Gerlinde Sommer findet, der Fall Domaschk ist typisch für eine Diktatur.

Der Todesfall Matthias Domaschk wird – nach allem, was wir bislang wissen – nie bis ins Letzte aufgeklärt. Ein junger Mann – in den Fängen der Stasi – wird in der Zelle des Untersuchungsgefängnisses tot aufgefunden. Die offizielle Darstellung lautet: Er habe sich sein Leben genommen. Aber: Selbst wenn die Stasi Domaschk nicht eigenhändig ermordet haben sollte, so hat sie doch seinen Tod mitverursacht und billigend in Kauf genommen – und zwar dadurch, dass der junge Mann unter Druck gesetzt und in die Enge getrieben wurde.

Sein Menschenleben war in der Situation, in der er sich vor bald 40 Jahren befand, nicht den Dreck unter dem Daumennagel eines Stasi-Vernehmers wert.

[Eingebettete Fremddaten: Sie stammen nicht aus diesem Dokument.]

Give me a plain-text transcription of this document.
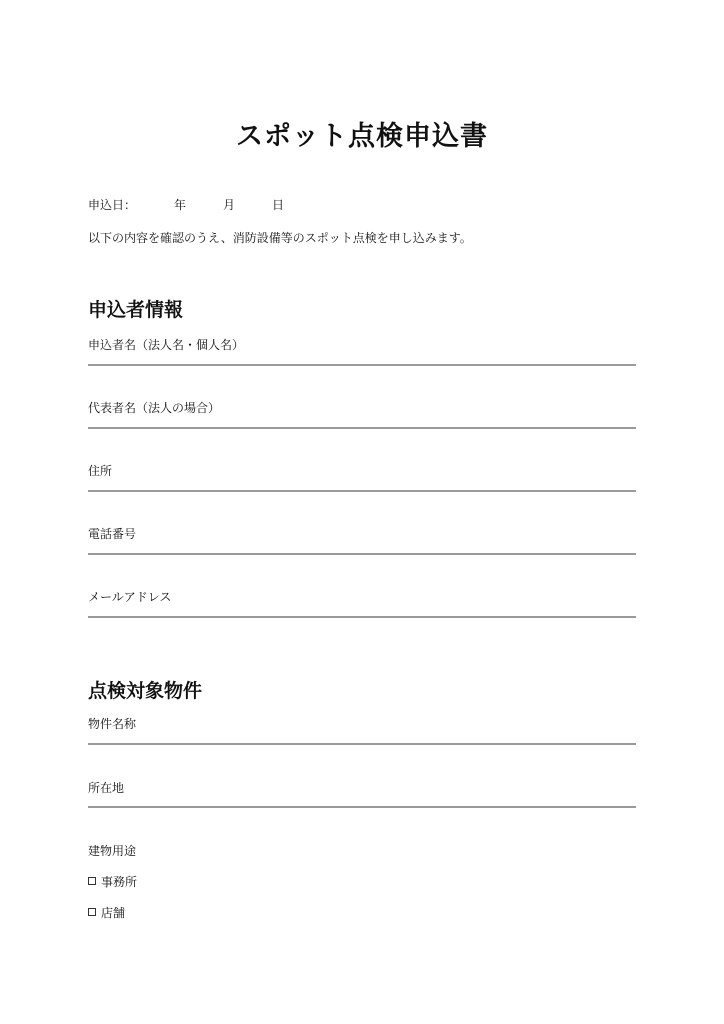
スポット点検申込書
申込日：	年	月	日
以下の内容を確認のうえ、消防設備等のスポット点検を申し込みます。
申込者情報
申込者名（法人名・個人名）
代表者名（法人の場合）
住所
電話番号
メールアドレス
点検対象物件
物件名称
所在地
建物用途
事務所
店舗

Es ist das typische Zeichen einer Diktatur, dass die Gesundheit und das Leben des Einzelnen nichts gilt. Ja, auch in der Demokratie nehmen sich Menschen in der Haft das Leben. Aber jeder Staatsdiener, der das mit einem Schulterzucken zur Kenntnis nähme, wäre fehl am Platz. Artikel 1 des Grundgesetzes lautet allumfassend: Die Würde des Menschen ist unantastbar.

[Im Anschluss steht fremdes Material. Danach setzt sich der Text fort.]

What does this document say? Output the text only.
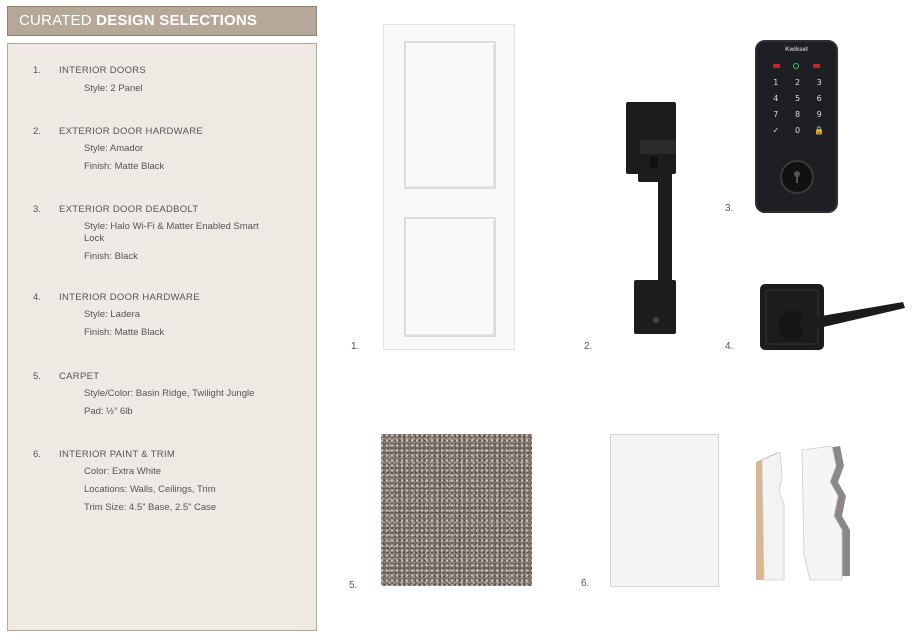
CURATED DESIGN SELECTIONS
1. INTERIOR DOORS
Style: 2 Panel
2. EXTERIOR DOOR HARDWARE
Style: Amador
Finish: Matte Black
3. EXTERIOR DOOR DEADBOLT
Style: Halo Wi-Fi & Matter Enabled Smart Lock
Finish: Black
4. INTERIOR DOOR HARDWARE
Style: Ladera
Finish: Matte Black
5. CARPET
Style/Color: Basin Ridge, Twilight Jungle
Pad: ½” 6lb
6. INTERIOR PAINT & TRIM
Color: Extra White
Locations: Walls, Ceilings, Trim
Trim Size: 4.5” Base, 2.5” Case
1.	2.
Kwikset
1	2	3
4	5	6
7	8	9
✓	0	🔒
3.
4.
5.	6.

In der Gedankenwelt jener, die die Staatssicherheit und die SED-Diktatur zu verantworten hatten, galten andere Gesetze: Wer sich gegen den Staat stellte, galt als Staatsfeind und war nichts wert.

Gestern wurde nicht nur an den Tod von Domaschk gedacht. Es war auch der Gedenktag des Mauerbaus. An dieser Grenze wurden bis 1989 Menschen, die die Freiheit suchten, aus niedrigem Grund zu Tode gebracht. Diese mörderische Geschichte darf nie in Vergessenheit geraten.